Daviesia brevifolia, commonly known as leafless bitter-pea, is a species of flowering plant in the family Fabaceae and is endemic to the southern continental Australia. It is a broom-like shrub with short, cylindrical phyllodes and apricot to reddish-brown flowers.

==Description==
Daviesia brevifolia is an erect, rigid, broom-like shrub that typically grows to a height of up to 1 m and has ascending, glabrous branchlets. Its leaves are reduced to cylindrical, sharply-pointed phyllodes 2–8 mm long and 1.0–1.5 mm wide at the base. The flowers are arranged in groups of three or four in leaf axils on a peduncle 1.5–2 mm long with clusters of bracts about 0.5 mm long at the base, each flower on a pedicel 2.0–3.5 mm long. The sepals are 3–4 mm long, the two upper lobes fused and the lower three triangular and about 0.5 mm long. The petals are apricot to reddish-brown, the standard petal 6.5–8 mm long, the wings 7.0–7.5 mm long, and the keel 7.5–8.0 mm long.
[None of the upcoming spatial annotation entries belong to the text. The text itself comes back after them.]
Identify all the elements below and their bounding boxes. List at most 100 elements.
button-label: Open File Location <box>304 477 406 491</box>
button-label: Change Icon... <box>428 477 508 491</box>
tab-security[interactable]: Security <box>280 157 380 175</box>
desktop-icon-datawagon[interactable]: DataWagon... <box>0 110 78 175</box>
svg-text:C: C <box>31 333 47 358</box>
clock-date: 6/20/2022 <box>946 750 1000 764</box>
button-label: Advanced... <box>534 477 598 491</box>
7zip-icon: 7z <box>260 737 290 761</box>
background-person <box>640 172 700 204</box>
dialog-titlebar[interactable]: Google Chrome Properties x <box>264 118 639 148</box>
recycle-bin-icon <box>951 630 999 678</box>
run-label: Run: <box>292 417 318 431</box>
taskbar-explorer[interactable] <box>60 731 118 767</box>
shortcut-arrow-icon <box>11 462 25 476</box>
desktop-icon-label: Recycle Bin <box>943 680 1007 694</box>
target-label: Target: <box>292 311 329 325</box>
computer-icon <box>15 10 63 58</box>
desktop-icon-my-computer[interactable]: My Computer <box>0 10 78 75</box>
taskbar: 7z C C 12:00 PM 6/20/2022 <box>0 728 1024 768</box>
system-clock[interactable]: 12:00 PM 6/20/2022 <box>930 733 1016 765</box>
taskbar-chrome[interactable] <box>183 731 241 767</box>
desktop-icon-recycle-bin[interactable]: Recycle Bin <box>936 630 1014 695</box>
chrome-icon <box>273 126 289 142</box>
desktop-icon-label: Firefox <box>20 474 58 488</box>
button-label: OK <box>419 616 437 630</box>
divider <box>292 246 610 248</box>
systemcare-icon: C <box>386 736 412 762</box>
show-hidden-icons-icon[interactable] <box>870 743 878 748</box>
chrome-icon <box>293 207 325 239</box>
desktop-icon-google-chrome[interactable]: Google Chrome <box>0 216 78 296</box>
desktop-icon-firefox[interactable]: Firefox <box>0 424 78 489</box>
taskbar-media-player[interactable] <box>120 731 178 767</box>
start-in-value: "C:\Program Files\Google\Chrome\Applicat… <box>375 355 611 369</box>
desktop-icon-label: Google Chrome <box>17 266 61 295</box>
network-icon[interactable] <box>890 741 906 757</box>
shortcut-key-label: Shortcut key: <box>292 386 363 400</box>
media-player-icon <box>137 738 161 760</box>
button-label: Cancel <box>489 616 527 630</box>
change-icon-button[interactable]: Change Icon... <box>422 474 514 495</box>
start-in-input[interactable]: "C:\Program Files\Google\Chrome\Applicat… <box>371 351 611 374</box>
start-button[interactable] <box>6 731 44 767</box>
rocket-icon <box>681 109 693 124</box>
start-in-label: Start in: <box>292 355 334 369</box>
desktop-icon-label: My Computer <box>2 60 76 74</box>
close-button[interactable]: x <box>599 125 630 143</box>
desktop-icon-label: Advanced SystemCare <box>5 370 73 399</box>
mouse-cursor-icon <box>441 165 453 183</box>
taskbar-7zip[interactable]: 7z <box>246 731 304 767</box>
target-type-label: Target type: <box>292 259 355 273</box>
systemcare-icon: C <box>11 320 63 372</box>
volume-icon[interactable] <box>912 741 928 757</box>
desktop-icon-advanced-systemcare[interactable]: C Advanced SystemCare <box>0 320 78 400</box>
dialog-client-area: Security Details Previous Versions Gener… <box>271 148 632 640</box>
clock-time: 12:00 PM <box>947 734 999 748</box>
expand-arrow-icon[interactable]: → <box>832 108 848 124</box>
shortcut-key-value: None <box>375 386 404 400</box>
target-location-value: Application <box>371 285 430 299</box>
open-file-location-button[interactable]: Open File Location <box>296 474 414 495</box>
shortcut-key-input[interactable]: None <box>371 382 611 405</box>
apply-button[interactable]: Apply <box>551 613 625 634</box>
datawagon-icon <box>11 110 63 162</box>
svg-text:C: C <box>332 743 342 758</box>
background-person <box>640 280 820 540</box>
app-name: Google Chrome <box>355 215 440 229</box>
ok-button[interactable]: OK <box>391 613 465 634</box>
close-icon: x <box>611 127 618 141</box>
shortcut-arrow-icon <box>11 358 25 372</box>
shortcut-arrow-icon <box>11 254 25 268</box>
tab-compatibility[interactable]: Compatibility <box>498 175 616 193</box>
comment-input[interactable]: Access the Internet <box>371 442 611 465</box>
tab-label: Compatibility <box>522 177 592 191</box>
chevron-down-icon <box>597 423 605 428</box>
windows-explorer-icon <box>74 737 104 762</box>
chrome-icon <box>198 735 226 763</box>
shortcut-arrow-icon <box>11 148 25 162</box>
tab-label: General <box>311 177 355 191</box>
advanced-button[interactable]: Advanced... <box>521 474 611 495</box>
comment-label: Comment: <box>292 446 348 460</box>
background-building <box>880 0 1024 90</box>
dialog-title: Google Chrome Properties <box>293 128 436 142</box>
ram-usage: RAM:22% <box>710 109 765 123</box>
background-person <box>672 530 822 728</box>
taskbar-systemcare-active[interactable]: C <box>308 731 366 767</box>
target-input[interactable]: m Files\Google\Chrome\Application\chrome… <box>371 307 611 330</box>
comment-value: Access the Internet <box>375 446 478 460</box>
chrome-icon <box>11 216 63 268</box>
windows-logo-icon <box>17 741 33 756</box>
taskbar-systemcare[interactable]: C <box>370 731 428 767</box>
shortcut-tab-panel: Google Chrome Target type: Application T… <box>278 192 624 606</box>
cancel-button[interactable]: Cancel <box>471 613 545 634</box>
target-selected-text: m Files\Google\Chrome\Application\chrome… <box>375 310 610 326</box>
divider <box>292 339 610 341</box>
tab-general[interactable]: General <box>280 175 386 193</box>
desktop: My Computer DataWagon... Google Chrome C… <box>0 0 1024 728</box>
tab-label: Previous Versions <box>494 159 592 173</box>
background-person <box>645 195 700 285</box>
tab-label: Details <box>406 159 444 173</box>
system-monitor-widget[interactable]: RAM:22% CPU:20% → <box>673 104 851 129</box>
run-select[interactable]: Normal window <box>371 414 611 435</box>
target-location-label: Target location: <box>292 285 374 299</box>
Flowering occurs from August to October and the fruit is an inflated triangular pod 9–15 mm long.

==Taxonomy==
Daviesia brevifolia was first formally in 1838 described by John Lindley in Thomas Mitchell's journal, Three Expeditions into the interior of Eastern Australia. The specific epithet (brevifolia) is derived from the Latin words brevis meaning "short" and folium meaning "leaf".

==Distribution and habitat==
Leafless bitter-pea grows in forest and woodland and heath in western Victoria and the south-east of South Australia.